Natrocarbonatite is a rare carbonatite lava which erupts from the Ol Doinyo Lengai volcano in Tanzania within the East African Rift of eastern Africa. Natrocarbonatite lavas were first documented in 1962, by J. B. Dawson.

== Composition ==
Whereas most lavas are rich in silicate minerals, the natrocarbonatite lavas of Ol Doinyo Lengai are rich in two rare sodium and potassium carbonate minerals: nyerereite and gregoryite.

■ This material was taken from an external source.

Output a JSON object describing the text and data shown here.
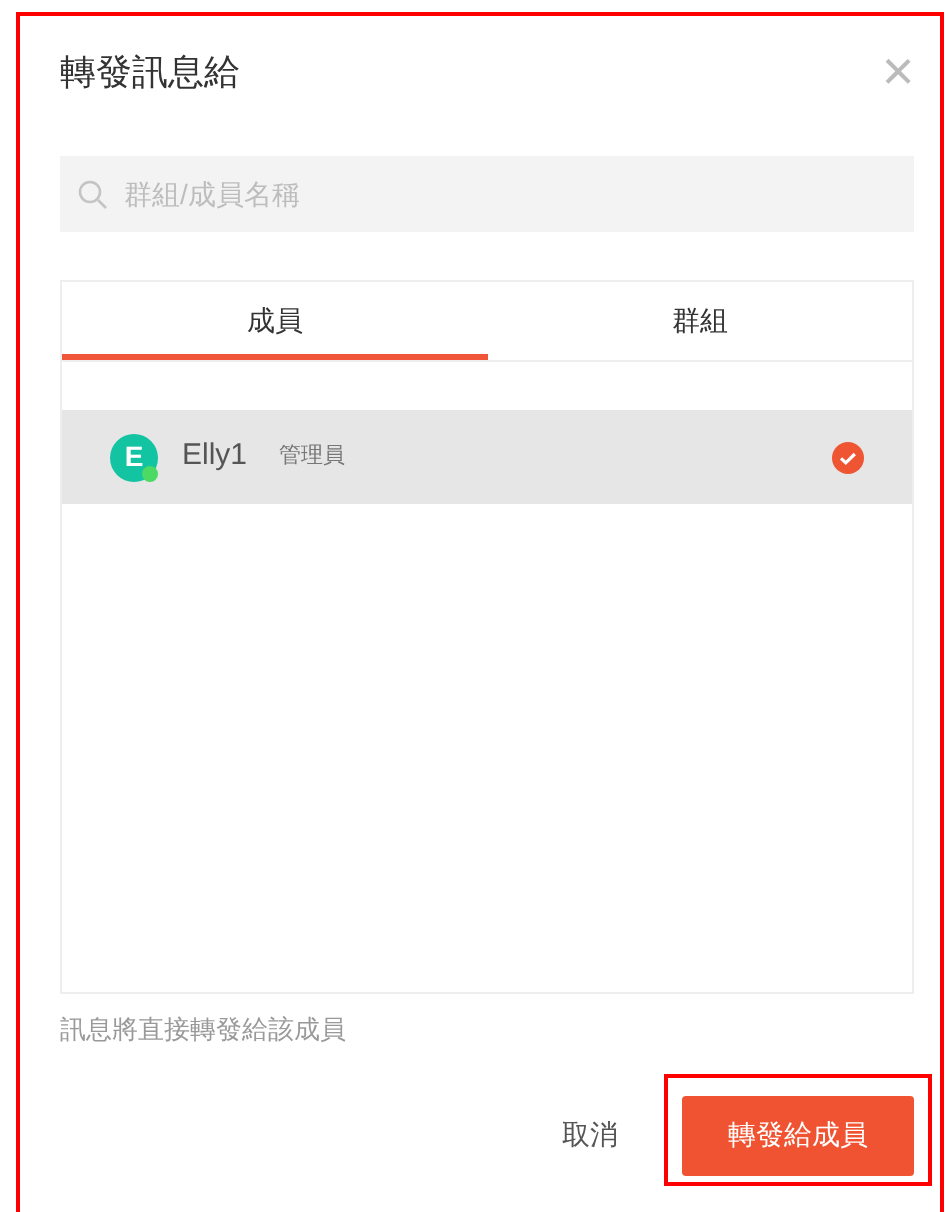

Due to this unusual composition, the lava is erupted at relatively low temperatures (approximately 500–600 °C). This temperature is so low that the molten lava appears black in sunlight, rather than having the red glow common to most lavas. It is also much more fluid than silicate lavas.

== Impact ==
The sodium and potassium carbonate minerals of the lavas erupted at Ol Doinyo Lengai are unstable at the Earth's surface and susceptible to rapid weathering, the minerals are anhydrous and when they come into contact with the moisture of the atmosphere, they begin to react extremely quickly.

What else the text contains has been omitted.